Portanto, é de passar realmente a condenar o arguido também como autor material de um crime consumado de consumo ilícito de estupefacientes do art.o 14.o da Lei de droga, como tal já vinha inicialmente também acusado pelo Ministério Público.
Entretanto, para assegurar ao arguido o segundo (e último) grau de jurisdição quanto à questão da medida da pena, há que ordenar ao mesmo Tribunal Singular recorrido que venha a aplicar concretamente a sanção legal ao crime de consumo ilícto de estupefacientes do arguido, tida por adequada em função de todas as circunstâncias fácticas já dadas por provadas na sentença ora recorrida, e, depois, a punir o arguido em sede do art.o 71.o do Código Penal.
IV – DECISÃO
Dest’arte, acordam em julgar provido o recurso do Ministério Público, condenando o arguido A também como autor material, na forma consumada, de um crime de consumo ilícito de estupefacientes, p. e p. pelo art.o 14.o da Lei n.o 17/2009, 10 de Agosto, cabendo ao mesmo Tribunal Singular ora recorrido a tarefa de proceder à medida concreta da pena deste crime e ao cúmulo jurídico das sanções em sede do art.o 71.o do Código Penal.
Custas do recurso pelo arguido, com duas UC de taxa de justiça, e oitocentas patacas de honorários a favor do seu Ex.mo Defensor Oficioso.
Comunique o presente acórdão ao Instituto de Acção Social, e ao Corpo de Polícia de Segurança Pública, para efeitos tidos por convenientes.
Macau, 19 de Março de 2015.
________________________
Chan Kuong Seng
(Primeiro Juiz-Adjunto)
________________________
Tam Hio Wa
(Segunda Juíza-Adjunta)
________________________
José Maria Dias Azedo
(Relator do processo)
(Segue declaração)

Processo nº 764/2014
(Autos de recurso penal)



Declaração de voto


Vencido. Embora se me mostre de considerar verificado o crime de “consumo ilícito de estupefaciente”, p. e p. pelo art. 14° da Lei n.° 17/2009, pelo qual foi o arguido absolvido, entendo que incorrecta foi a decisão da sua condenação pelo crime de “condução sob influência de estupefacientes”, p. e p. pelo art. 90°, n.° 2, da Lei n.° 3/2007, dando aqui como integralmente reproduzido o entendimento que tenho vindo a assumir nas declarações de voto que anexei aos Ac. deste T.S.I. de 28.01.2014 e 15.05.2014, Proc. n°. 717/2011 e 219/2014.

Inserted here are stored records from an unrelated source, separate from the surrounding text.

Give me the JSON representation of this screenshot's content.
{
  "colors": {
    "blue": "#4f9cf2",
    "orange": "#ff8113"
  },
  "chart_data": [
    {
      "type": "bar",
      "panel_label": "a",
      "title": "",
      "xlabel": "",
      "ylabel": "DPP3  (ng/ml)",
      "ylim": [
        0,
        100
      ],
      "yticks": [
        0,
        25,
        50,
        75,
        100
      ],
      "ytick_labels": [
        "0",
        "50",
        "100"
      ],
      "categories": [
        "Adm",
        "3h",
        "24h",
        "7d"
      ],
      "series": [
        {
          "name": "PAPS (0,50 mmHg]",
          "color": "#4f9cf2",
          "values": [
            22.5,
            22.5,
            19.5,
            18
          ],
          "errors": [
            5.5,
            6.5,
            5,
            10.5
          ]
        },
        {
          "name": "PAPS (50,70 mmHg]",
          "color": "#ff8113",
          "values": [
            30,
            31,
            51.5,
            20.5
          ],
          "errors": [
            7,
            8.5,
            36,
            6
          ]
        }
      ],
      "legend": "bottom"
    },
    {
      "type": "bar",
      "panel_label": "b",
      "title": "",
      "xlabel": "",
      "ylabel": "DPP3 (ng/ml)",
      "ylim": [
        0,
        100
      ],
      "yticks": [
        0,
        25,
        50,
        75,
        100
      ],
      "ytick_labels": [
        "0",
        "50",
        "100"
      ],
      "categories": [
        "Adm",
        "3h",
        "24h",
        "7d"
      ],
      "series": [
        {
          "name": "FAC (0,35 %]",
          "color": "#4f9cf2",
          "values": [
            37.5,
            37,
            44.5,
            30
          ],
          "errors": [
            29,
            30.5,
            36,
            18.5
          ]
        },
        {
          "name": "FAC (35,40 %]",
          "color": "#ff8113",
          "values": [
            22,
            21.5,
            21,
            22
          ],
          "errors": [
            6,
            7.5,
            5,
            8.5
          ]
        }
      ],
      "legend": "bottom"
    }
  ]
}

De facto, (e ao inverso do que sucede com a “fiscalização da condução sob influência de álcool”), regulamentada ainda não estando a matéria dos “exames, métodos e materiais a utilizar para a determinação do estado de influenciado por estupefacientes ou substâncias psicotrópicas” – cfr., art. 119°, n.° 1 e 2 da Lei n.° 3/2007 e a Portaria n.° 274/95/M de 16.10 – e notando-se que no próprio Parecer da Comissão da Assembleia Legislativa sobre a então proposta de “Lei do Trânsito Rodoviário” com a qual (após aprovação) se criminalizou a “condução sob influência de estupefacientes” se consignou que “a norma do art. 90°, n.° 2 não podia ser aplicada enquanto não estivesse legalmente regulamentada a matéria dos exames, métodos… para determinar o estado de influenciado por estupefacientes”, (cfr., Parecer n.° 1/III/2007, no site da A.L.M.), possível não me parece a decisão condenatória dos presentes autos.